Notes: RMSDs during MD simulation of COX-2 and TNF-α of protein-ligand complexes. The RMSDs are plotted as a function of time in 1 ns of the protein backbone of COX-2 and TNF-α with docked ligands during MD simulation at 20 ns. Histopathological findings confirm carbon tetrachloride (CCl₄) induces liver injury by binding to the extracellular receptor which results from the toxic metabolites of CCl₄ causing centrilobular hepatic necrosis and steatosis that disturb the essential cellular processes. CCl₄ is biotransformed by cytochrome P₄₅₀ system in the hepatic microsomes, producing trichloromethyl free radical (CCl⁻°₃) that reacts with cellular molecules and perturb the cellular processes. In the presence of oxygen, CCl°₃ is converted to trichloromethyl peroxy radical (CCl₃OO⁻°), resulting in oxidative stress, lipid peroxidation, mitochondrial dysfunction, and loss of membrane integrity. The described model of liver fibrosis indicates that macrophages progress the differentiation and proper functioning of fibroblasts, and act as potent therapeutic agent. Standardized extract of Cleome brachycarpa (cabralealactone) suppressed the activation of p53, decreased the expression level of anti-apoptotic protein Bax, and increased the expression level of apoptotic Bcl-2, which resulted in reduced cytochrome C release from the mitochondria into the cytoplasm and inactivated caspases 3 and 9. Ultimately, cabralealactone suppressed fibrosis and necrosis of the hepatocytes. Acute injection of CCl₄ induces hepatocyte necrosis or apoptosis. Damaged hepatocyte release lipid antigens (represented by HSC) resulting in activation of Nk cells.

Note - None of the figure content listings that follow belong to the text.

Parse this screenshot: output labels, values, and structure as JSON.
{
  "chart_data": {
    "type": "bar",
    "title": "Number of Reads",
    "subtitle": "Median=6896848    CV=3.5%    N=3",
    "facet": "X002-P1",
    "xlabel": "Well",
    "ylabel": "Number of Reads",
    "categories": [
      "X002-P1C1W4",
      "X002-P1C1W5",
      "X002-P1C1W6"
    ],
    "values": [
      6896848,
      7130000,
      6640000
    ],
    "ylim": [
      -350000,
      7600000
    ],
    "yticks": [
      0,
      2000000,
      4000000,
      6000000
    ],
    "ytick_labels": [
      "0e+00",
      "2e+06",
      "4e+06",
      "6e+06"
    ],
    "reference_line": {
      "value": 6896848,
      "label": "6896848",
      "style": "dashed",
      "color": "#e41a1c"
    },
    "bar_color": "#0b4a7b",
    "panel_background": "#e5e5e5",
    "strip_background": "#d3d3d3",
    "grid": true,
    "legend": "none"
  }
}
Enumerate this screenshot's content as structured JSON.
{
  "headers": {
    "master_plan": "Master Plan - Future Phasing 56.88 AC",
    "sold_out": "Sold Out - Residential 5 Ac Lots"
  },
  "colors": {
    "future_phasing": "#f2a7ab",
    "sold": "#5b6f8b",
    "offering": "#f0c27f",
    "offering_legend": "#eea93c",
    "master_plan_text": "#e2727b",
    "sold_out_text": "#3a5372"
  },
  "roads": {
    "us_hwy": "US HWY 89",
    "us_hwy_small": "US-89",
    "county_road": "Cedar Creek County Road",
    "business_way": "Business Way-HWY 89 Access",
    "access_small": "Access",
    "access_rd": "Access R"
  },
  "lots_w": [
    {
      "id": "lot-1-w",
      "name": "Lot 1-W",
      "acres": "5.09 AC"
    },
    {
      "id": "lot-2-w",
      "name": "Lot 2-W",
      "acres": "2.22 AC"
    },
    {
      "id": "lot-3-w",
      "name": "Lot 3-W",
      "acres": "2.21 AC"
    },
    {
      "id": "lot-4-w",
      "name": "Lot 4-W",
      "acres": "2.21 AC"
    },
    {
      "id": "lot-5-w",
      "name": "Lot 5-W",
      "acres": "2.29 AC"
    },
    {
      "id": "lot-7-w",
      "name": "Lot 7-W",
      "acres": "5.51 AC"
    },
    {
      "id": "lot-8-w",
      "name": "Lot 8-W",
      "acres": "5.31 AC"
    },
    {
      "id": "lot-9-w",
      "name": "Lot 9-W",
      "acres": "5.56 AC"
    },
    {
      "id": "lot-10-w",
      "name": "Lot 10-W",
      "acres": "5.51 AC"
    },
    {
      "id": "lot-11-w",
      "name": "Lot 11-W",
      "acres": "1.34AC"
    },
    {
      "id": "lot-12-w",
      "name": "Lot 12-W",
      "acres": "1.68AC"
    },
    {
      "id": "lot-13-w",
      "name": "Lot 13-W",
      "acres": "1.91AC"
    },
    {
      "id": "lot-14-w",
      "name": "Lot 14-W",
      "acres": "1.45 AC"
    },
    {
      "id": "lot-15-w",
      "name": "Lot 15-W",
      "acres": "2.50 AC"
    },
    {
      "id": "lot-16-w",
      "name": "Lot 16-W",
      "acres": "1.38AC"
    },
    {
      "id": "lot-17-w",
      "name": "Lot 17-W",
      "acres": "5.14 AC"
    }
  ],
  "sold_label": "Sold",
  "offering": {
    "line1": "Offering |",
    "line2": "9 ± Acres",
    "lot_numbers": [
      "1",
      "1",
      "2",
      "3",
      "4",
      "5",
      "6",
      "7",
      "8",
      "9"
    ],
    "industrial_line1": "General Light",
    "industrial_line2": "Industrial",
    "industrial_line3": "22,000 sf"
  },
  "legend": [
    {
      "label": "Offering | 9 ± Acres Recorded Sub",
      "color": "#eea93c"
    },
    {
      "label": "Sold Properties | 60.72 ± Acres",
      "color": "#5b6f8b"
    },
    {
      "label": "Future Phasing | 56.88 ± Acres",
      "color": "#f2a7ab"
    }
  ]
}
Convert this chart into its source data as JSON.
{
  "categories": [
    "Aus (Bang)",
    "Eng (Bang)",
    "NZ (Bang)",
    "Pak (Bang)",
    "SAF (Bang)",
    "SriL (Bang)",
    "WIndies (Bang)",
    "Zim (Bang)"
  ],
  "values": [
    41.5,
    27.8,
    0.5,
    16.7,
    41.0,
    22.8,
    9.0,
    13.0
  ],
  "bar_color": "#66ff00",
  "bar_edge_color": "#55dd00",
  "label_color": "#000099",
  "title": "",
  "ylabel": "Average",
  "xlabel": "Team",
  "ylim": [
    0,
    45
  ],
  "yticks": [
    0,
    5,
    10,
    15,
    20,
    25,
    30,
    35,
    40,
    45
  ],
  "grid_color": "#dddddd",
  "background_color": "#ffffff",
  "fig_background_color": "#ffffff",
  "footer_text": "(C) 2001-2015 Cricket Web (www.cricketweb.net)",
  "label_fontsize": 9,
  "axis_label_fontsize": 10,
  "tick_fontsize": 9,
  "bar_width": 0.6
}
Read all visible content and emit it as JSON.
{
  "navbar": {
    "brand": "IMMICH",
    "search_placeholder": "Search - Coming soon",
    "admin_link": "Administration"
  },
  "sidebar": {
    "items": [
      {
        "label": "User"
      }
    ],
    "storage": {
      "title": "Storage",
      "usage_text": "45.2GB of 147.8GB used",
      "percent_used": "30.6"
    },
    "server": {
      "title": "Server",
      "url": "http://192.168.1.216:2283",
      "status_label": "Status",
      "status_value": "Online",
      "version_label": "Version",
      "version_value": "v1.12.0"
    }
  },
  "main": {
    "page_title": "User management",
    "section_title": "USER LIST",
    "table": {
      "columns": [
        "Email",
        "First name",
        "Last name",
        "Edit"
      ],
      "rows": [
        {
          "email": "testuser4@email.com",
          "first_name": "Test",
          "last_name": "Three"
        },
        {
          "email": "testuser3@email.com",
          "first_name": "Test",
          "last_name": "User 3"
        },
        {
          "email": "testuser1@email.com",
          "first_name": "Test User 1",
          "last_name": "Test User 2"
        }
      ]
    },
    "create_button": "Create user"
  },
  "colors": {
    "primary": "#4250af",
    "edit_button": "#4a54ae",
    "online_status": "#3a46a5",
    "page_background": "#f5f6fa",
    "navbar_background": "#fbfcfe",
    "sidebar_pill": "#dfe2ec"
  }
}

The activated HSC produce a variety of pro-inflammatory cytokines, that is, TNF-α, NF-κβ, IL-6, and COX-2, contributing to hepatocyte inflammation. Treatment of hepatocyte via oral and intraperitoneal injection of standardized extracts of Solanum incanum (solasodin) and Salvadora oleoides (salvadorin) can attenuate the production of pro-inflammatory cytokines via inhibition of HSC activation and inhibition of the release of cytochrome c oxidase from the mitochondria. Molecular docking studies were carried out to assess the binding affinity of the compounds to proteins, thus mediating tumor growth.

Abbreviations: CCl₄, carbon tetrachloride; COX-2, cyclooxygenase-2; IL, interleukin; MD, molecular docking; HSC, hepatic stellate cell; NF-κB, nuclear factor-kappa beta; RMSD, root mean square deviation; TNF-α, tumor necrosis factor alpha.